Von Johann v. Pachelbel, Hamburg



Die erfahrenen Schiedsrechts-Anwälte Hanns-Christian Salger und Rolf Trittmann legen mit dem 2019 erschienenen Praxishandbuch für internationale Schiedsverfahren eine umfängliche Praxisanleitung für Schiedsverfahren aus Sicht eines Anwalts vor. Als Herausgeber haben sie eine bedeutende Anzahl renommierter Schiedsrechtler versammelt und deren langjährige Erfahrung dem Leser in schriftlicher Form zur Verfügung gestellt. Vom ersten Moment für einen Anwalt im Zusammenhang mit einer schiedsgerichtlichen Streitigkeit bis zum letzten Moment sind alle Schritte und Handlungsmöglichkeiten erklärt, die sich in einem Schiedsverfahren ergeben.
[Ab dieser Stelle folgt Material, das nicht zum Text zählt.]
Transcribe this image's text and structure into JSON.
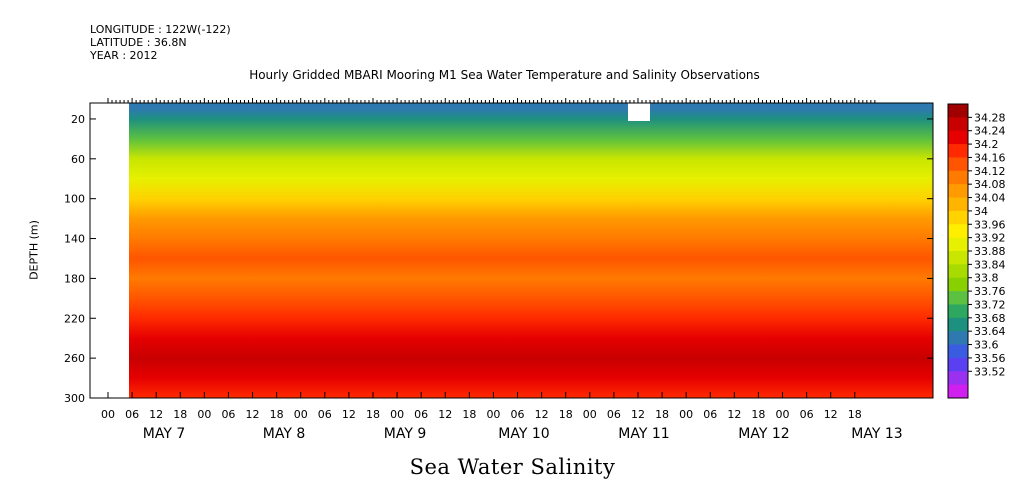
{
  "header": {
    "longitude": "LONGITUDE : 122W(-122)",
    "latitude": "LATITUDE : 36.8N",
    "year": "YEAR : 2012"
  },
  "chart_data": {
    "type": "heatmap",
    "title": "Hourly Gridded MBARI Mooring M1 Sea Water Temperature and Salinity Observations",
    "xlabel": "Sea Water Salinity",
    "ylabel": "DEPTH (m)",
    "ylim": [
      300,
      0
    ],
    "y_ticks": [
      "20",
      "60",
      "100",
      "140",
      "180",
      "220",
      "260",
      "300"
    ],
    "x_hour_labels": [
      "00",
      "06",
      "12",
      "18",
      "00",
      "06",
      "12",
      "18",
      "00",
      "06",
      "12",
      "18",
      "00",
      "06",
      "12",
      "18",
      "00",
      "06",
      "12",
      "18",
      "00",
      "06",
      "12",
      "18",
      "00",
      "06",
      "12",
      "18",
      "00",
      "06",
      "12",
      "18"
    ],
    "x_day_labels": [
      "MAY  7",
      "MAY  8",
      "MAY  9",
      "MAY 10",
      "MAY 11",
      "MAY 12",
      "MAY 13"
    ],
    "colorbar_levels": [
      "34.28",
      "34.24",
      "34.2",
      "34.16",
      "34.12",
      "34.08",
      "34.04",
      "34",
      "33.96",
      "33.92",
      "33.88",
      "33.84",
      "33.8",
      "33.76",
      "33.72",
      "33.68",
      "33.64",
      "33.6",
      "33.56",
      "33.52"
    ],
    "colorbar_colors": [
      "#a00000",
      "#c80000",
      "#e60000",
      "#ff2a00",
      "#ff5500",
      "#ff7a00",
      "#ff9a00",
      "#ffb400",
      "#ffd200",
      "#ffee00",
      "#e6f000",
      "#c8e600",
      "#a8dc00",
      "#88d000",
      "#5cc040",
      "#2ea860",
      "#1e9080",
      "#2e7ab0",
      "#3a5ce0",
      "#5a40f0",
      "#9a30f0",
      "#d020f0"
    ],
    "depth_profile": [
      {
        "depth": 10,
        "salinity": 33.6
      },
      {
        "depth": 20,
        "salinity": 33.65
      },
      {
        "depth": 40,
        "salinity": 33.74
      },
      {
        "depth": 60,
        "salinity": 33.84
      },
      {
        "depth": 80,
        "salinity": 33.9
      },
      {
        "depth": 100,
        "salinity": 33.98
      },
      {
        "depth": 120,
        "salinity": 34.02
      },
      {
        "depth": 140,
        "salinity": 34.1
      },
      {
        "depth": 160,
        "salinity": 34.13
      },
      {
        "depth": 180,
        "salinity": 34.1
      },
      {
        "depth": 200,
        "salinity": 34.12
      },
      {
        "depth": 220,
        "salinity": 34.16
      },
      {
        "depth": 240,
        "salinity": 34.22
      },
      {
        "depth": 260,
        "salinity": 34.26
      },
      {
        "depth": 280,
        "salinity": 34.2
      },
      {
        "depth": 300,
        "salinity": 34.16
      }
    ],
    "missing_data_color": "#ffffff",
    "grid": false
  }
}
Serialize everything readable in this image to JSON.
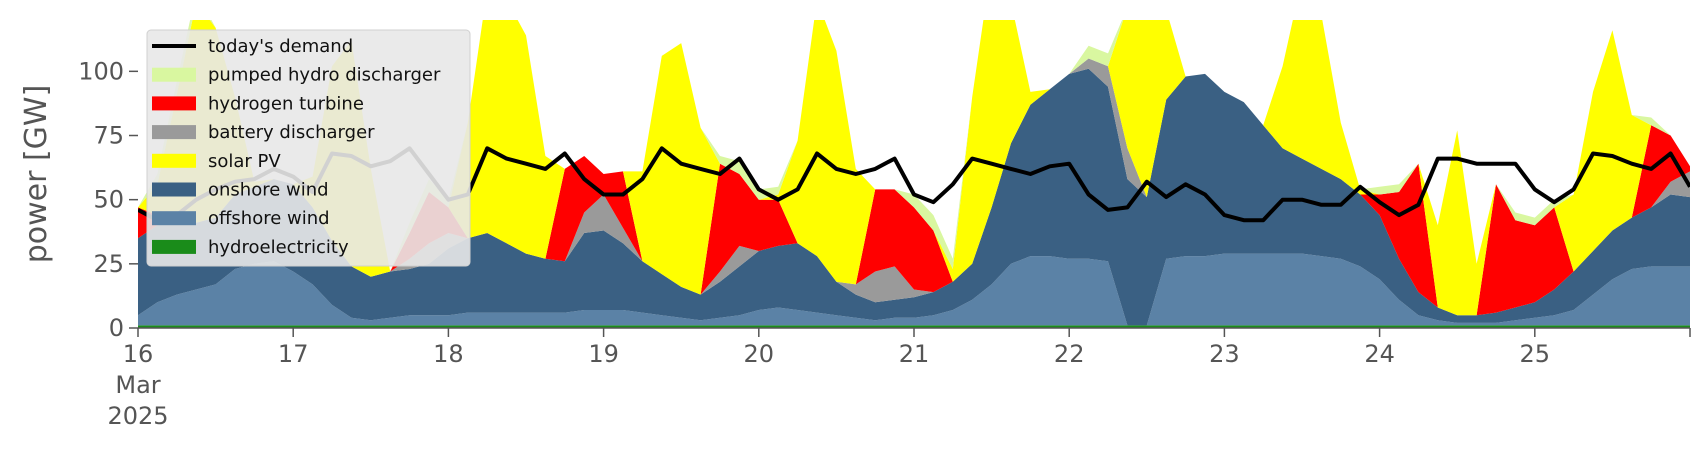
{
  "chart_data": {
    "type": "area",
    "ylabel": "power [GW]",
    "ylim": [
      0,
      120
    ],
    "xlim": [
      16,
      26
    ],
    "yticks": [
      0,
      25,
      50,
      75,
      100
    ],
    "xticks": [
      {
        "value": 16,
        "lines": [
          "16",
          "Mar",
          "2025"
        ]
      },
      {
        "value": 17,
        "lines": [
          "17"
        ]
      },
      {
        "value": 18,
        "lines": [
          "18"
        ]
      },
      {
        "value": 19,
        "lines": [
          "19"
        ]
      },
      {
        "value": 20,
        "lines": [
          "20"
        ]
      },
      {
        "value": 21,
        "lines": [
          "21"
        ]
      },
      {
        "value": 22,
        "lines": [
          "22"
        ]
      },
      {
        "value": 23,
        "lines": [
          "23"
        ]
      },
      {
        "value": 24,
        "lines": [
          "24"
        ]
      },
      {
        "value": 25,
        "lines": [
          "25"
        ]
      }
    ],
    "legend_position": "top-left",
    "x": [
      16.0,
      16.125,
      16.25,
      16.375,
      16.5,
      16.625,
      16.75,
      16.875,
      17.0,
      17.125,
      17.25,
      17.375,
      17.5,
      17.625,
      17.75,
      17.875,
      18.0,
      18.125,
      18.25,
      18.375,
      18.5,
      18.625,
      18.75,
      18.875,
      19.0,
      19.125,
      19.25,
      19.375,
      19.5,
      19.625,
      19.75,
      19.875,
      20.0,
      20.125,
      20.25,
      20.375,
      20.5,
      20.625,
      20.75,
      20.875,
      21.0,
      21.125,
      21.25,
      21.375,
      21.5,
      21.625,
      21.75,
      21.875,
      22.0,
      22.125,
      22.25,
      22.375,
      22.5,
      22.625,
      22.75,
      22.875,
      23.0,
      23.125,
      23.25,
      23.375,
      23.5,
      23.625,
      23.75,
      23.875,
      24.0,
      24.125,
      24.25,
      24.375,
      24.5,
      24.625,
      24.75,
      24.875,
      25.0,
      25.125,
      25.25,
      25.375,
      25.5,
      25.625,
      25.75,
      25.875,
      26.0
    ],
    "series": [
      {
        "name": "hydroelectricity",
        "color": "#1a8c1a",
        "values": [
          1,
          1,
          1,
          1,
          1,
          1,
          1,
          1,
          1,
          1,
          1,
          1,
          1,
          1,
          1,
          1,
          1,
          1,
          1,
          1,
          1,
          1,
          1,
          1,
          1,
          1,
          1,
          1,
          1,
          1,
          1,
          1,
          1,
          1,
          1,
          1,
          1,
          1,
          1,
          1,
          1,
          1,
          1,
          1,
          1,
          1,
          1,
          1,
          1,
          1,
          1,
          1,
          1,
          1,
          1,
          1,
          1,
          1,
          1,
          1,
          1,
          1,
          1,
          1,
          1,
          1,
          1,
          1,
          1,
          1,
          1,
          1,
          1,
          1,
          1,
          1,
          1,
          1,
          1,
          1,
          1
        ]
      },
      {
        "name": "offshore wind",
        "color": "#5b82a6",
        "values": [
          4,
          9,
          12,
          14,
          16,
          22,
          24,
          25,
          21,
          16,
          8,
          3,
          2,
          3,
          4,
          4,
          4,
          5,
          5,
          5,
          5,
          5,
          5,
          6,
          6,
          6,
          5,
          4,
          3,
          2,
          3,
          4,
          6,
          7,
          6,
          5,
          4,
          3,
          2,
          3,
          3,
          4,
          6,
          10,
          16,
          24,
          27,
          27,
          26,
          26,
          25,
          0,
          0,
          26,
          27,
          27,
          28,
          28,
          28,
          28,
          28,
          27,
          26,
          23,
          18,
          10,
          4,
          2,
          1,
          1,
          1,
          2,
          3,
          4,
          6,
          12,
          18,
          22,
          23,
          23,
          23
        ]
      },
      {
        "name": "onshore wind",
        "color": "#3a6083",
        "values": [
          30,
          30,
          28,
          26,
          26,
          29,
          30,
          32,
          34,
          30,
          25,
          20,
          17,
          18,
          18,
          20,
          26,
          29,
          31,
          27,
          23,
          21,
          20,
          30,
          31,
          26,
          20,
          16,
          12,
          10,
          14,
          19,
          23,
          24,
          26,
          22,
          13,
          9,
          7,
          7,
          8,
          9,
          11,
          14,
          30,
          47,
          59,
          65,
          72,
          74,
          68,
          57,
          50,
          62,
          70,
          71,
          63,
          59,
          50,
          41,
          37,
          34,
          31,
          28,
          25,
          16,
          9,
          5,
          3,
          3,
          4,
          5,
          6,
          10,
          15,
          17,
          19,
          20,
          23,
          28,
          27
        ]
      },
      {
        "name": "battery discharger",
        "color": "#9a9a9a",
        "values": [
          0,
          0,
          0,
          0,
          0,
          0,
          0,
          0,
          0,
          0,
          0,
          0,
          0,
          0,
          4,
          8,
          6,
          0,
          0,
          0,
          0,
          0,
          0,
          8,
          14,
          6,
          0,
          0,
          0,
          0,
          4,
          8,
          0,
          0,
          0,
          0,
          0,
          4,
          12,
          13,
          3,
          0,
          0,
          0,
          0,
          0,
          0,
          0,
          0,
          4,
          8,
          12,
          0,
          0,
          0,
          0,
          0,
          0,
          0,
          0,
          0,
          0,
          0,
          0,
          0,
          0,
          0,
          0,
          0,
          0,
          0,
          0,
          0,
          0,
          0,
          0,
          0,
          0,
          0,
          5,
          10
        ]
      },
      {
        "name": "hydrogen turbine",
        "color": "#ff0000",
        "values": [
          12,
          4,
          0,
          0,
          0,
          0,
          0,
          0,
          0,
          0,
          0,
          0,
          0,
          0,
          10,
          20,
          10,
          0,
          0,
          0,
          0,
          0,
          36,
          22,
          8,
          22,
          0,
          0,
          0,
          0,
          42,
          28,
          20,
          18,
          0,
          0,
          0,
          0,
          32,
          30,
          32,
          24,
          0,
          0,
          0,
          0,
          0,
          0,
          0,
          0,
          0,
          0,
          0,
          0,
          0,
          0,
          0,
          0,
          0,
          0,
          0,
          0,
          0,
          0,
          8,
          26,
          50,
          0,
          0,
          0,
          50,
          34,
          30,
          32,
          0,
          0,
          0,
          0,
          32,
          18,
          2
        ]
      },
      {
        "name": "solar PV",
        "color": "#ffff00",
        "values": [
          0,
          12,
          50,
          86,
          74,
          38,
          2,
          0,
          0,
          12,
          68,
          88,
          42,
          0,
          0,
          0,
          0,
          45,
          95,
          95,
          85,
          40,
          0,
          0,
          0,
          0,
          35,
          85,
          95,
          65,
          0,
          0,
          0,
          2,
          40,
          100,
          90,
          45,
          0,
          0,
          0,
          0,
          5,
          65,
          95,
          55,
          5,
          0,
          0,
          0,
          0,
          55,
          90,
          35,
          0,
          0,
          0,
          0,
          0,
          32,
          70,
          60,
          22,
          2,
          0,
          0,
          0,
          32,
          72,
          20,
          0,
          0,
          0,
          0,
          30,
          62,
          78,
          40,
          0,
          0,
          0
        ]
      },
      {
        "name": "pumped hydro discharger",
        "color": "#d9f7a0",
        "values": [
          0,
          4,
          5,
          4,
          0,
          0,
          0,
          0,
          0,
          0,
          0,
          0,
          0,
          0,
          4,
          5,
          3,
          0,
          0,
          0,
          0,
          0,
          0,
          0,
          0,
          0,
          0,
          0,
          0,
          0,
          3,
          5,
          4,
          3,
          0,
          0,
          0,
          0,
          0,
          0,
          5,
          6,
          4,
          0,
          0,
          0,
          0,
          0,
          0,
          5,
          5,
          0,
          0,
          0,
          0,
          0,
          0,
          0,
          0,
          0,
          0,
          0,
          0,
          0,
          3,
          3,
          0,
          0,
          0,
          0,
          0,
          3,
          3,
          3,
          0,
          0,
          0,
          0,
          3,
          0,
          0
        ]
      }
    ],
    "demand": {
      "name": "today's demand",
      "color": "#000000",
      "values": [
        46,
        42,
        44,
        50,
        54,
        57,
        58,
        62,
        59,
        53,
        68,
        67,
        63,
        65,
        70,
        60,
        50,
        52,
        70,
        66,
        64,
        62,
        68,
        58,
        52,
        52,
        58,
        70,
        64,
        62,
        60,
        66,
        54,
        50,
        54,
        68,
        62,
        60,
        62,
        66,
        52,
        49,
        56,
        66,
        64,
        62,
        60,
        63,
        64,
        52,
        46,
        47,
        57,
        51,
        56,
        52,
        44,
        42,
        42,
        50,
        50,
        48,
        48,
        55,
        49,
        44,
        48,
        66,
        66,
        64,
        64,
        64,
        54,
        49,
        54,
        68,
        67,
        64,
        62,
        68,
        55
      ]
    },
    "legend": [
      "today's demand",
      "pumped hydro discharger",
      "hydrogen turbine",
      "battery discharger",
      "solar PV",
      "onshore wind",
      "offshore wind",
      "hydroelectricity"
    ]
  }
}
Dazu gehören insbesondere auch die Phasen vor dem Beginn und nach dem Ende des eigentlichen schiedsgerichtlichen Verfahrens. Durchgängig geben die Autoren Praxistipps, in denen die substantielle Erfahrung deutlich wird, welche die Autoren als Anwälte in Schiedsverfahren gesammelt haben. Manchmal beschreiben die Autoren auch die Sicht des Schiedsrichters auf den Anwalt. So liefern sie wertvolle Verhaltensregeln für Anwälte, um sich nicht unterbewusst Sympathien der Schiedsrichter zu verspielen. Genauso wertvoll ist die Schiedsrichter-Perspektive bezüglich der Planung des Verfahrens, der Honorarfrage und -festlegung, der Erstellung des Schiedsspruchs, des Verfahrens zur Beweisaufnahme, insbesondere der Zeugenbefragung. Auch zur Ausübung des Postens als Schiedsrichters werden Verhaltenstipps gegeben und Handlungsvorschläge für verschiedene organisatorische Fragen des Verfahrens gemacht.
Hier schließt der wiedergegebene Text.